Im Gespräch mit Dr. Jim Franklin – Teil 2

Posted onCategoriesAllgemein

Dr. Jim Franklin ist unser Solist auf der Shakuhachi-Flöte. Beim Passionskonzert am 9. April 2017 werden Sie diesen außergewöhnlichen Künstler erleben können. Vorab haben wir mit ihm über sein Instrument und das Requiem von Karl Jenkins gesprochen. Lesen Sie nun die Fortsetzung unseres Interviews mit „Shihan“ Jim Franklin:

Foto: Vlastislav Matousek

SOC: Ist es eine unbedingte Voraussetzung, Spiritualität für das Spiel der japanischen Längsflöte zu besitzen bzw. zu entwickeln?

JF:  Die Grundausrichtung des klassischen Repertoires der Shakuhachi ist meditativ, spezifischbuddhistisch. Meiner Meinung nach muss man aber nicht unbedingt Buddhist werden, um Shakuhachi zu spielen. Eine auf persönlichen Erfahrungen basierte Auseinandersetzung mit einer meditativen oder kontemplativen Tradition (östlich oder westlich) erweist sich jedoch als hilfreich, um als Spieler Zugang zu den Tiefen dieser Musik zu finden. So erging es jedenfalls mir.

SOC: Wie lange hat es gedauert, bis Sie den Titel „Shihan“ (Meister), führen durften, d.h. die Erlaubnis bekamen, Shakuhachi zu unterrichten und Konzerte zu geben?

JF:  Von meiner ersten direkten Begegnung (d.h., das Rohr in die Hand nehmen) bis zum Meistertitel hat es etwa acht Jahre gedauert. Meistens rechnet man mit zehn oder mehr Jahren. Ich habe das Gefühl, dass es bei mir etwas schneller ging, weil ich schon eine vollständige Ausbildung als Komponist hinter mir hatte. Daher musste ich keine musikalischen Grundbegriffe oder Gehörbildung lernen. Ich konnte mich voll und ganz auf die Besonderheiten des Instruments, seine Technik und seine Musik konzentrieren.
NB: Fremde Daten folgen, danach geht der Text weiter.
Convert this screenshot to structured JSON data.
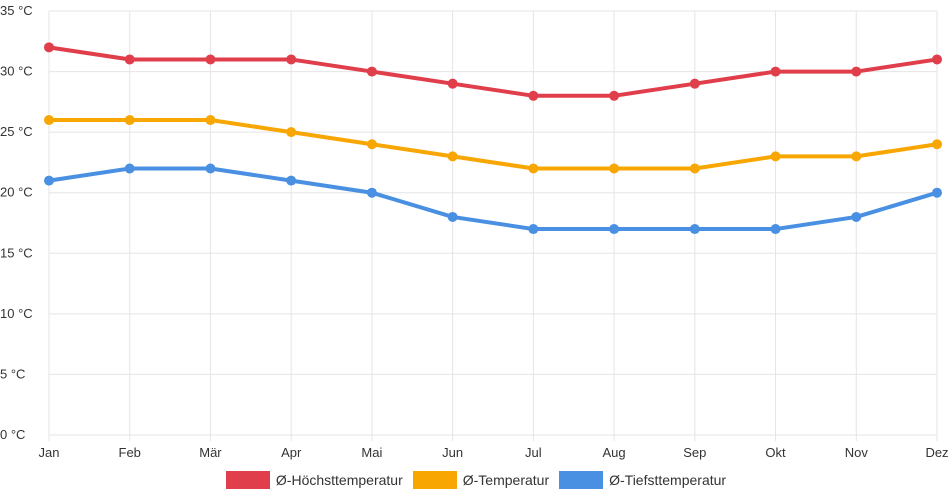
{
  "chart_data": {
    "type": "line",
    "title": "",
    "xlabel": "",
    "ylabel": "",
    "categories": [
      "Jan",
      "Feb",
      "Mär",
      "Apr",
      "Mai",
      "Jun",
      "Jul",
      "Aug",
      "Sep",
      "Okt",
      "Nov",
      "Dez"
    ],
    "ylim": [
      0,
      35
    ],
    "y_ticks": [
      "0 °C",
      "5 °C",
      "10 °C",
      "15 °C",
      "20 °C",
      "25 °C",
      "30 °C",
      "35 °C"
    ],
    "y_tick_values": [
      0,
      5,
      10,
      15,
      20,
      25,
      30,
      35
    ],
    "grid": true,
    "legend_position": "bottom",
    "series": [
      {
        "name": "Ø-Höchsttemperatur",
        "color": "#e03e4b",
        "values": [
          32,
          31,
          31,
          31,
          30,
          29,
          28,
          28,
          29,
          30,
          30,
          31
        ]
      },
      {
        "name": "Ø-Temperatur",
        "color": "#f8a602",
        "values": [
          26,
          26,
          26,
          25,
          24,
          23,
          22,
          22,
          22,
          23,
          23,
          24
        ]
      },
      {
        "name": "Ø-Tiefsttemperatur",
        "color": "#4a90e2",
        "values": [
          21,
          22,
          22,
          21,
          20,
          18,
          17,
          17,
          17,
          17,
          18,
          20
        ]
      }
    ]
  }
}
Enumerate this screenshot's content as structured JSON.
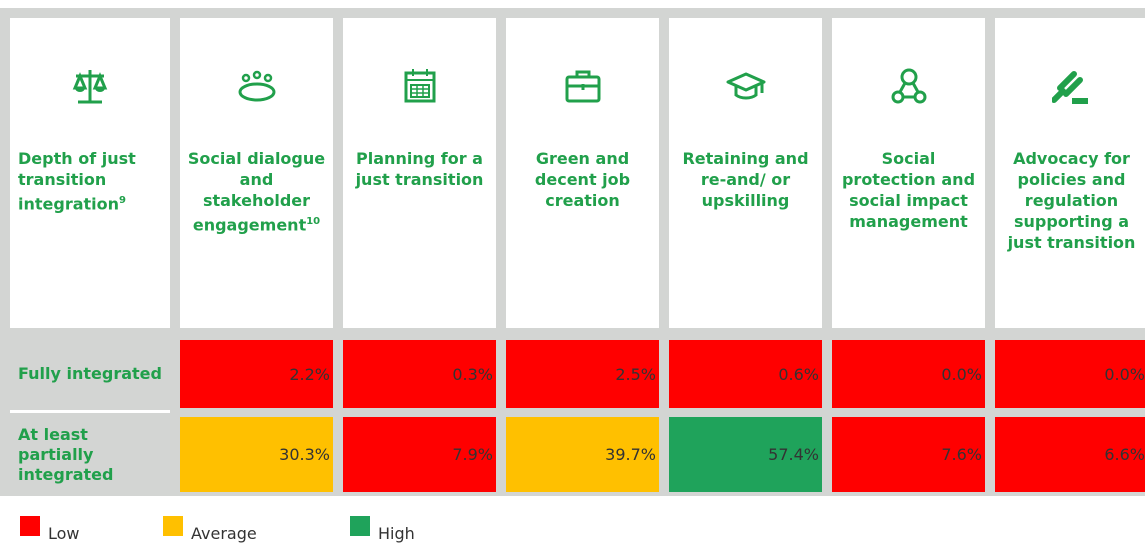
{
  "table": {
    "columns": [
      {
        "label": "Depth of just transition integration",
        "note": "9"
      },
      {
        "label": "Social dialogue and stakeholder engagement",
        "note": "10"
      },
      {
        "label": "Planning for a just transition"
      },
      {
        "label": "Green and decent job creation"
      },
      {
        "label": "Retaining and re-and/ or upskilling"
      },
      {
        "label": "Social protection and social impact management"
      },
      {
        "label": "Advocacy for policies and regulation supporting a just transition"
      }
    ],
    "rows": [
      {
        "label": "Fully integrated",
        "cells": [
          {
            "text": "2.2%",
            "color": "#ff0000"
          },
          {
            "text": "0.3%",
            "color": "#ff0000"
          },
          {
            "text": "2.5%",
            "color": "#ff0000"
          },
          {
            "text": "0.6%",
            "color": "#ff0000"
          },
          {
            "text": "0.0%",
            "color": "#ff0000"
          },
          {
            "text": "0.0%",
            "color": "#ff0000"
          }
        ]
      },
      {
        "label": "At least partially integrated",
        "cells": [
          {
            "text": "30.3%",
            "color": "#ffc000"
          },
          {
            "text": "7.9%",
            "color": "#ff0000"
          },
          {
            "text": "39.7%",
            "color": "#ffc000"
          },
          {
            "text": "57.4%",
            "color": "#1fa35b"
          },
          {
            "text": "7.6%",
            "color": "#ff0000"
          },
          {
            "text": "6.6%",
            "color": "#ff0000"
          }
        ]
      }
    ]
  },
  "legend": [
    {
      "name": "Low",
      "color": "#ff0000"
    },
    {
      "name": "Average",
      "color": "#ffc000"
    },
    {
      "name": "High",
      "color": "#1fa35b"
    }
  ]
}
SOC: In Stuttgart haben Sie in diesem Jahr bereits ein Shakuhachi-Konzert im Lindenmuseum gegeben. Auch im „Requiem“ von Karl Jenkins wird diese Flöte bei den Haiku-Gesängen solistisch eingesetzt. Zählen Sie dieses Werk zu Ihrem Standard-Repertoire und wo haben Sie es bereits aufgeführt? (Erklärung: Ein Haiku ist eine japanische Gedichtform. Sie gilt als kürzeste Gedichtform der Welt.)

Foto: Volker Schneidereit

JF:  Jenkins „Requiem“ ist inzwischen ein gut bekanntes und beliebtes Stück, man könnte es daher als modernes Standardwerk bezeichnen. Die Frage nach meinen Erfahrungen mit dem Werk ist interessant, und die Antwort ist vielleicht überraschend. Ich kenne das Stück gut, die Shakuhachi-Stimme habe ich aber bis jetzt nie öffentlich aufgeführt, sondern nur privat gespielt. Mehrmals in den vergangenen Jahren habe ich Anfragen erhalten, beim „Requiem“ mitzuwirken, terminlich hat es bei mir aber nie gepasst. Statt dessen habe ich immer fortgeschrittene Schüler von mir als Vertretung hingeschickt, und habe mit ihnen die Shakuhachi-Stimme gründlich einstudiert und ihr Spiel betreut. Es ist mir daher eine Ehre und eine Freude, mit dem Stuttgarter Oratorienchor beim Stück mitzuwirken.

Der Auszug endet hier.